I have two Witness 10mm full size pistols, a standard and an Elite Match. I regularly fire 200gr jacketed bullets at over 1200 fps which is over 700 ft pounds of muzzle energy. I run eighteen pound springs and after many months of heavy use there is no sign of battering whatsoever. They are both tack drivers and I have an extra 40 S&W barrel for the Elite Match that works in both guns perfectly. I have thrown away one magazine out of six that I have and that was the end of my failures to feed problems. No other problems of any kind and contrary to popular belief, service from EAA when I ordered the extra barrel was excellent, they asked for the serial number of the gun and I had the barrel in three days from Florida to Oregon. As to the smith 10xx series guns before you buy one look at the ejector and think about it. I had one and never fired more than two hundred rounds without breaking one. Glocks are another story, if you like that kind of thing, go for it. I would never use a polymer framed pistol for heavy duty 10mm loads with the possible exception of an SA XD if they would only make one. Study the locking block on a Glock and the rails the slide rides on and then look at an XD.
My vote is on the S&W 10XX series , not just because I got 1 for each hand . When you pick one up you can just feel how solidly built a pistol it is . I hear the EAA Witness metal frame ones are good but have heard nothing good on the poly frame ones tho .
contrary to popular belief, service from EAA when I ordered the extra barrel was excellent, they asked for the serial number of the gun and I had the barrel in three days from Florida to Oregon

Supplying parts you are buying is is not service! If they couldn't get this right they'd be out of business pronto!

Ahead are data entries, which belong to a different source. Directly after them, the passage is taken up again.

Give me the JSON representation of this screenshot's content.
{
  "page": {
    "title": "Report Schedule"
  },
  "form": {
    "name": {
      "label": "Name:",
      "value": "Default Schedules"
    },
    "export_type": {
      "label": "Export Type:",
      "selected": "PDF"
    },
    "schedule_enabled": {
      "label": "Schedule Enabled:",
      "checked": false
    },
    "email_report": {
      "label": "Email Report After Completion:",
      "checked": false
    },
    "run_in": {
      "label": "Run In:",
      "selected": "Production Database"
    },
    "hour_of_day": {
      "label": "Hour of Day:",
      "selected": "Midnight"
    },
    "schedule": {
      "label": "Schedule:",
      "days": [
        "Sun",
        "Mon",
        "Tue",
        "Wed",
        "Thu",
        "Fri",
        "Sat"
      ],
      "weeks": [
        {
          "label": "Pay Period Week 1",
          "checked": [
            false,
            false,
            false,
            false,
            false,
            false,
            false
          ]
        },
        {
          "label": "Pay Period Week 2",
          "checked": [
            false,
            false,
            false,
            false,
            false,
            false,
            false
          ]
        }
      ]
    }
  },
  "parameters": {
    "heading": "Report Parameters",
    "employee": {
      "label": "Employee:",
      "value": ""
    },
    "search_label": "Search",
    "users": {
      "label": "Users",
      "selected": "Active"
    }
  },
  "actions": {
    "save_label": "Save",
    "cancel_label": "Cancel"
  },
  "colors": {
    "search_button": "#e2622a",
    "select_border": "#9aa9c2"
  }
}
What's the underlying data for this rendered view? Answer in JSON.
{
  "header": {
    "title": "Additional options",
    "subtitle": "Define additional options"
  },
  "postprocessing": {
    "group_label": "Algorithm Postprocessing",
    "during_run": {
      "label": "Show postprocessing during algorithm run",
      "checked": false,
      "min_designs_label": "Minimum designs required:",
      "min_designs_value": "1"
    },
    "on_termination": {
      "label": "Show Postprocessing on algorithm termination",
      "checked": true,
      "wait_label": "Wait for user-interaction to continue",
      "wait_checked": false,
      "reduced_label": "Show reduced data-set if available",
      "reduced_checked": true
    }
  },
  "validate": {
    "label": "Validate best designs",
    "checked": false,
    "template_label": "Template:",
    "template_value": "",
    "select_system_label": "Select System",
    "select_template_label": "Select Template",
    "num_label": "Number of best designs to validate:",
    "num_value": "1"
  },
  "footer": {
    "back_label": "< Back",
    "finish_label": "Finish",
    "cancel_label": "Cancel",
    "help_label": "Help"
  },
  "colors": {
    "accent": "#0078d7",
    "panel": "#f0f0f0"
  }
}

Service would be having them do something about the defective mag they sold, other than you throwing it away!

wally, not to belabor the point but the Mag I threw away was not defective, it was damaged and rather than mess with lip surgery I just tossed it and bought another for twenty bucks or so. I was running an IPSC course and the guy who was ROing me and carrying the timer stepped on my mag during a running mag change.
The Glock is not properly sprung from the factory to handle hot 10mm loads. It will cycle easily with the stock spring and with target 40 cal stuff and a conversion barrel. I detail stripped mine after some Double Tap 10mms with the stock spring and the locking block pins were pretty badly bent.

Springs may or may not fix that problem.

My Dan wesson CBOB has oversized rails and not even a ceiner 22lr kit will come close to fitting on the frame because of this. As a result it also stands up to the abuse of the 200gr hard cast loads at 1300fps without so much as a wimper or any signs of stress or peening. YMMV.